Currently, state Medicaid programs have flexibility in developing payment policies, including utilizing supplemental payments and non-federal supplemental payment mechanisms. Supplemental payments pay providers above what they receive for an individual service through Medicaid provider rates. Supplemental payments include disproportionate share hospital (DSH) and upper payment limit (UPL) payments. States can fund the non-federal share of these payments through intergovernmental transfers, provider taxes, and certified public expenditures.

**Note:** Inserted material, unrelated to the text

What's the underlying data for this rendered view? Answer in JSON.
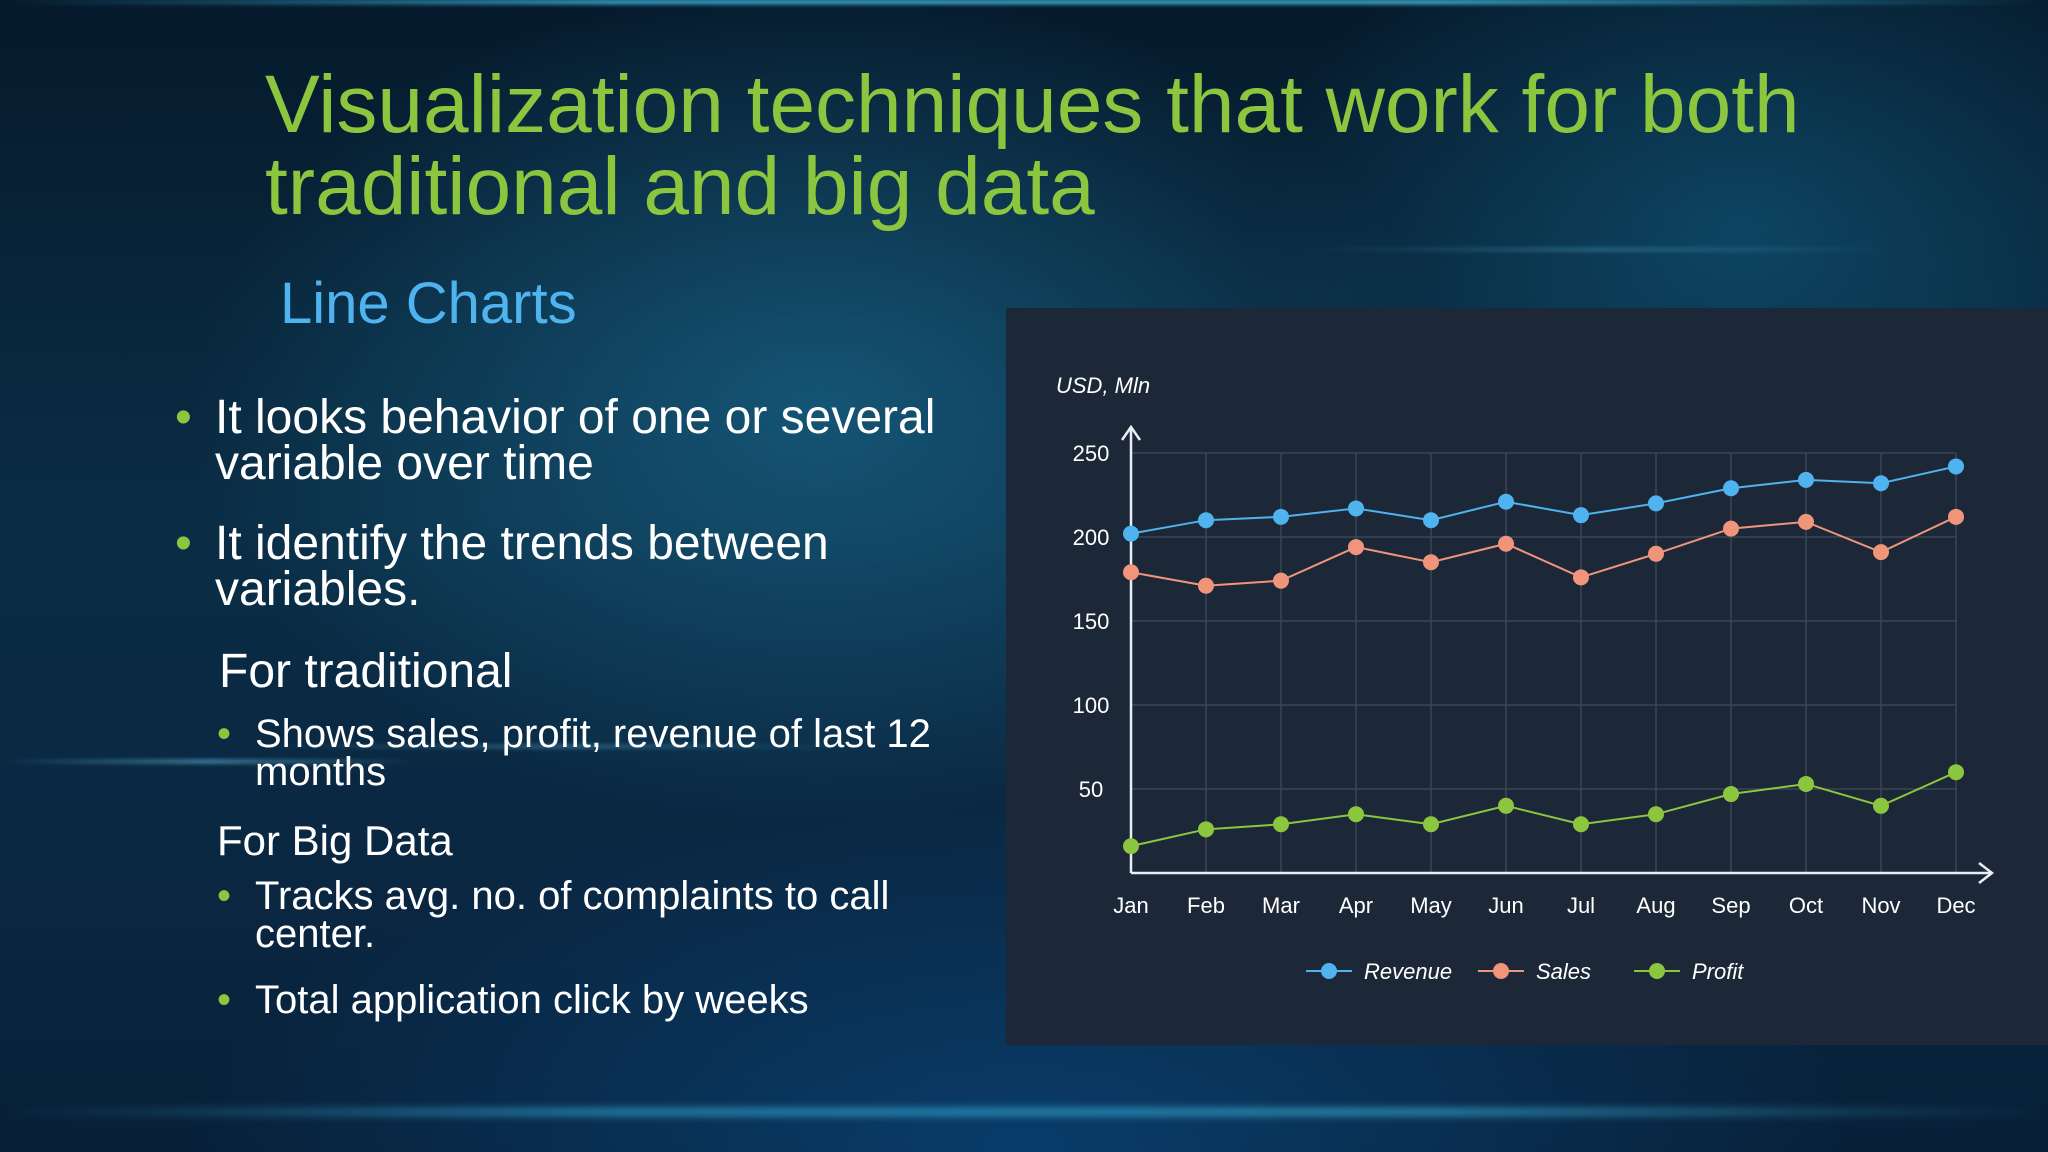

However, there is limited transparency and data available on supplemental payments. This leaves these payment options open to state gaming to increase the amount of federal funds states receive from Medicaid programs. In other words, states can increase their federal Medicaid match, while decreasing the state’s share of the Medicaid match. The total percentage of federal funding for each state’s Medicaid program is referred to as the effective Federal Medical Assistance Percentage (FMAP). However, due to data limitations on supplemental payments states can essentially hide their effective FMAP, leaving us in the dark as to what that percentage actually is.

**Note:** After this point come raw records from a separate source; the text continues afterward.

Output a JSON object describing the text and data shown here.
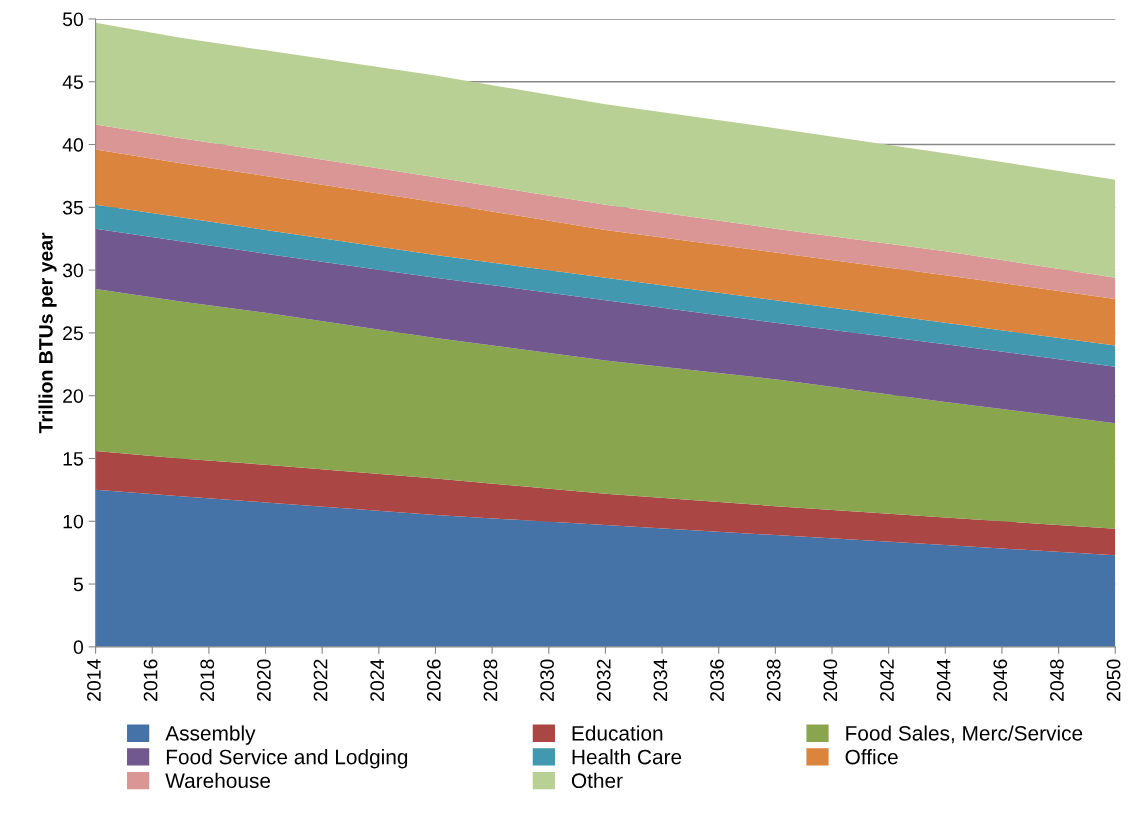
{
  "chart_data": {
    "type": "area",
    "stacked": true,
    "ylabel": "Trillion BTUs per year",
    "x": [
      2014,
      2017,
      2020,
      2026,
      2032,
      2038,
      2044,
      2050
    ],
    "xlim": [
      2014,
      2050
    ],
    "xticks": [
      2014,
      2016,
      2018,
      2020,
      2022,
      2024,
      2026,
      2028,
      2030,
      2032,
      2034,
      2036,
      2038,
      2040,
      2042,
      2044,
      2046,
      2048,
      2050
    ],
    "ylim": [
      0,
      50
    ],
    "yticks": [
      0,
      5,
      10,
      15,
      20,
      25,
      30,
      35,
      40,
      45,
      50
    ],
    "grid": "y",
    "legend": "bottom",
    "series": [
      {
        "name": "Assembly",
        "color": "#4673a7",
        "values": [
          12.5,
          12.0,
          11.5,
          10.5,
          9.7,
          8.9,
          8.1,
          7.3
        ]
      },
      {
        "name": "Education",
        "color": "#aa4643",
        "values": [
          3.1,
          3.0,
          3.0,
          2.9,
          2.5,
          2.3,
          2.2,
          2.1
        ]
      },
      {
        "name": "Food Sales, Merc/Service",
        "color": "#89a54e",
        "values": [
          12.9,
          12.5,
          12.1,
          11.2,
          10.6,
          10.1,
          9.2,
          8.4
        ]
      },
      {
        "name": "Food Service and Lodging",
        "color": "#71588f",
        "values": [
          4.8,
          4.8,
          4.7,
          4.8,
          4.8,
          4.5,
          4.6,
          4.5
        ]
      },
      {
        "name": "Health Care",
        "color": "#4198af",
        "values": [
          1.9,
          1.9,
          1.9,
          1.8,
          1.8,
          1.8,
          1.7,
          1.7
        ]
      },
      {
        "name": "Office",
        "color": "#db843d",
        "values": [
          4.4,
          4.3,
          4.3,
          4.2,
          3.8,
          3.8,
          3.8,
          3.7
        ]
      },
      {
        "name": "Warehouse",
        "color": "#d99694",
        "values": [
          2.0,
          2.0,
          2.0,
          2.0,
          2.0,
          1.9,
          1.9,
          1.7
        ]
      },
      {
        "name": "Other",
        "color": "#b9d095",
        "values": [
          8.1,
          8.0,
          8.0,
          8.1,
          8.0,
          8.0,
          7.8,
          7.8
        ]
      }
    ]
  }
}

The American Health Care Act is the House Republican bill to repeal and replace the Affordable Care Act. Its details became available on March 6th. This bill eliminates all Medicaid supplemental payments, with the exception of DSH payments. States’ reaction to the bill will tell us more about Medicaid supplemental payments than we’ve ever known, and whether the financing system in the proposed bill will provide equivalent federal funding.
Medicaid supplemental payments allow states to develop creative financing schemes to claim excess federal match funds. Supplemental payments, including DSH and UPL payments, as well as non-federal supplemental payment mechanisms, such as intergovernmental transfers, provider taxes, and certified public expenditures, are all used in this game. Although some state specific studies have shown that supplemental payments account for more than half of payments to providers, there is limited transparency and incomplete data available on these payments. This therefore limits our general understanding of spending in the Medicaid program.
With this much money at stake, states’ reaction to the bill will be most telling if they think the per capita cap financing will decrease their overall federal Medicaid funding. The American Health Care Act eliminates all but one of these supplemental payments. In the bill, year-to-year increases in per capita caps will be derived from the medical care component of the consumer price index for urban consumers (MCPI-U). We do not yet know if the MCPI-U is enough for states to move forward and embrace the per capita cap without the promise of supplemental payments. However, with the amount of flexibility in supplemental payments, it is likely that the MCPI-U will fall short.
Is a baseline in payments tied to MCPI-U enough to make states happy? Not if they were doing far better than any analyst ever imagined through supplemental payments. We will soon learn the answer.